Was bisher geschah (5) : Herzog, die coole Sau
Vor den Türen verteilt Amnesty Kampagnenmaterial gegen die Todesstrafe, aus Shuttlebussen quellen junge Leute, die vom Talent-Campus-Headquarter im HAU herangeschafft wurden und die so glühend wie müde wirken. Der Zuschauerraum im Haus der Berliner Festspiele verfügt über 1.003 Plätze. Gefühlt sind 997 davon belegt, als Werner Herzog dort am Montagnachmittag sein Monstrum „Death Row“ vorstellt.
Trotz der anstehenden über drei Stunden Film herrscht geradezu heiliger Ernst. Der Film porträtiert in vier Episoden Todeskandidaten in US-Gefängnissen und schafft den Spagat zwischen nicht beschönigender Rekonstruktion der Tathergänge und dem ehrlichen Interesse an den Verurteilten als Menschen. In 188 Minuten verlassen höchstens zehn Leute den Saal.
Nach dem Screening steigt Herzog – beordert von einer Dame in leicht unangemessener, halbseitig schulterfreier Abendgarderobe – zum Frage-Antwort-Spiel auf die Bühne. Mit seinem stark bayrisch gefärbten Englisch und dem schick geschlungenen grauen Schal wirkt er auf gute Art distinguiert. Sogar der Berlinale-Bär im Revers sieht bei ihm nicht so kindisch aus wie bei Dieter Kosslick.
Herzog erläutert, warum sein Film nicht aktivistisch gemeint sei. Als Deutscher seiner Generation könne er Amerikanern nicht erzählen, wie ihre Strafjustiz zu funktionieren habe, obschon er nicht finde, dass ein Staat Menschen umbringen dürfe. Um diese Ambivalenz zu markieren, schicke er jeder Episode eine Präambel vorweg, die ob ihrer Haltungsstärke beeindruckt: „As a German, coming from another historical background and as a guest of the United States, I respectfully disagree with the practice of capital punishment.“
Werner Herzog weiß, dass er toll ist. Ob er Ruhepausen brauche? Ach woher, sechs Filme allein im letzten Jahr gemacht, in einer Produktion neben Tom Cruise gespielt, seine „Rogue Film School“ in L.A. an den Start gebracht und bei der Arbeit an „Death Row“ – nicht, dass das keine Spuren hinterlasse! – das Rauchen wieder begonnen.

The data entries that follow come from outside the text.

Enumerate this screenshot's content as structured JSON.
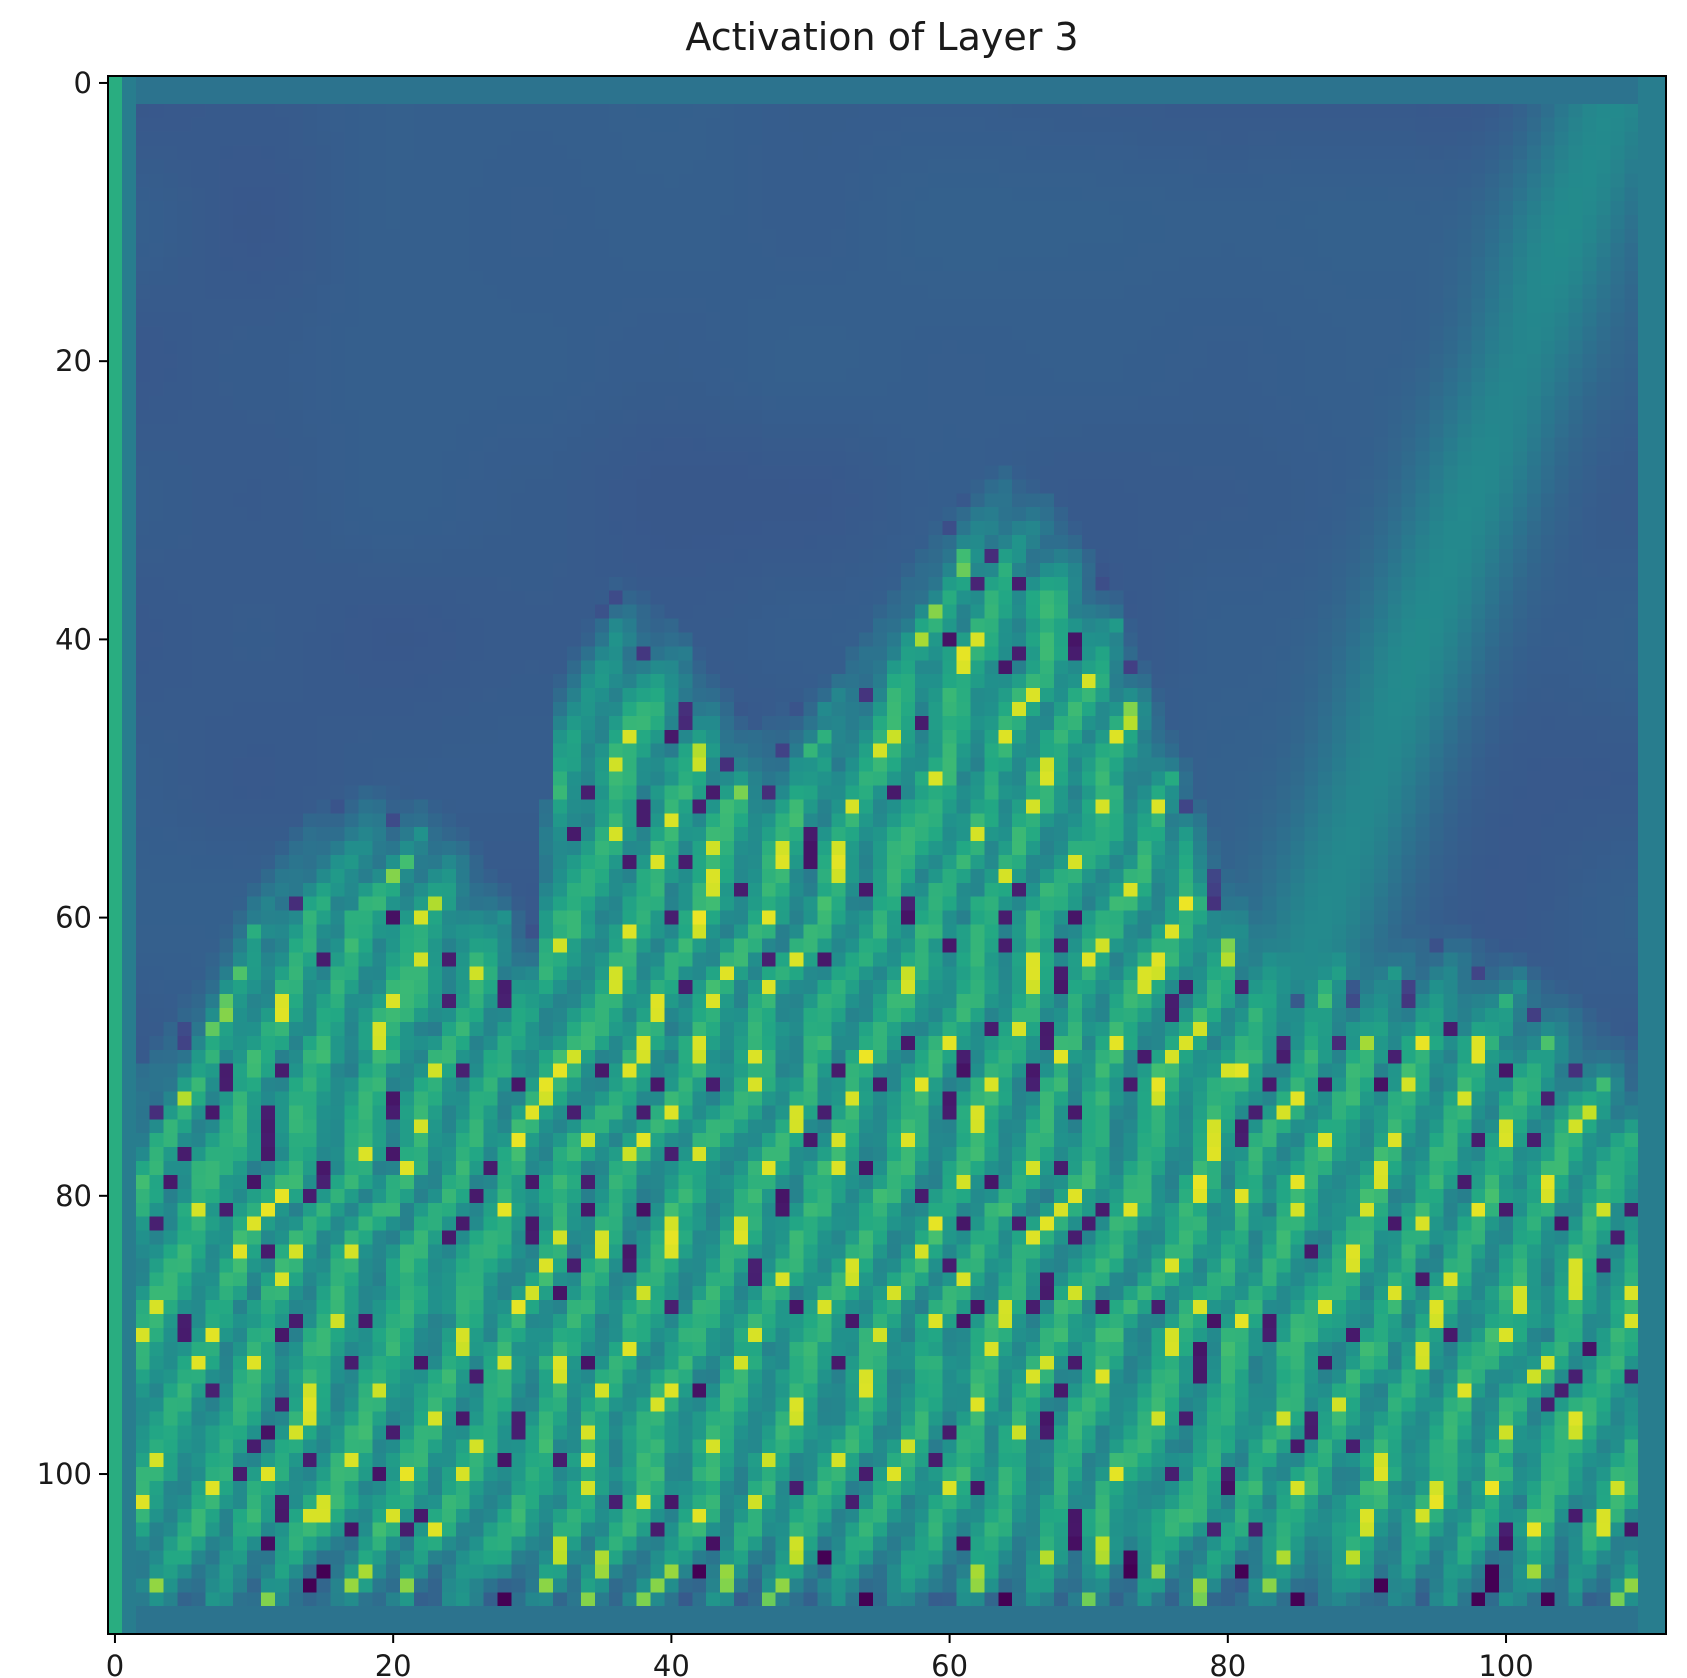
{
  "chart_data": {
    "type": "heatmap",
    "title": "Activation of Layer 3",
    "xlabel": "",
    "ylabel": "",
    "colormap": "viridis",
    "image_size": [
      112,
      112
    ],
    "xlim": [
      -0.5,
      111.5
    ],
    "ylim": [
      111.5,
      -0.5
    ],
    "x_ticks": [
      0,
      20,
      40,
      60,
      80,
      100
    ],
    "y_ticks": [
      0,
      20,
      40,
      60,
      80,
      100
    ],
    "x_tick_labels": [
      "0",
      "20",
      "40",
      "60",
      "80",
      "100"
    ],
    "y_tick_labels": [
      "0",
      "20",
      "40",
      "60",
      "80",
      "100"
    ],
    "grid": false,
    "legend": "none",
    "colors": {
      "viridis_low": "#440154",
      "viridis_mid": "#21918c",
      "viridis_high": "#fde725",
      "axis": "#000000"
    }
  }
}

Und wie schnell ihn die Todeskandidaten leiden mochten! Weil er so „straightforward“ und eben kein „bullshitter“ sei, weil er „the heart of men“ kenne und mit unerwarteten Fragen wie zum Beispiel der nach der letzten Begegnung mit einem Eichhörnchen einfach jeden aus der Reserve gelockt kriege.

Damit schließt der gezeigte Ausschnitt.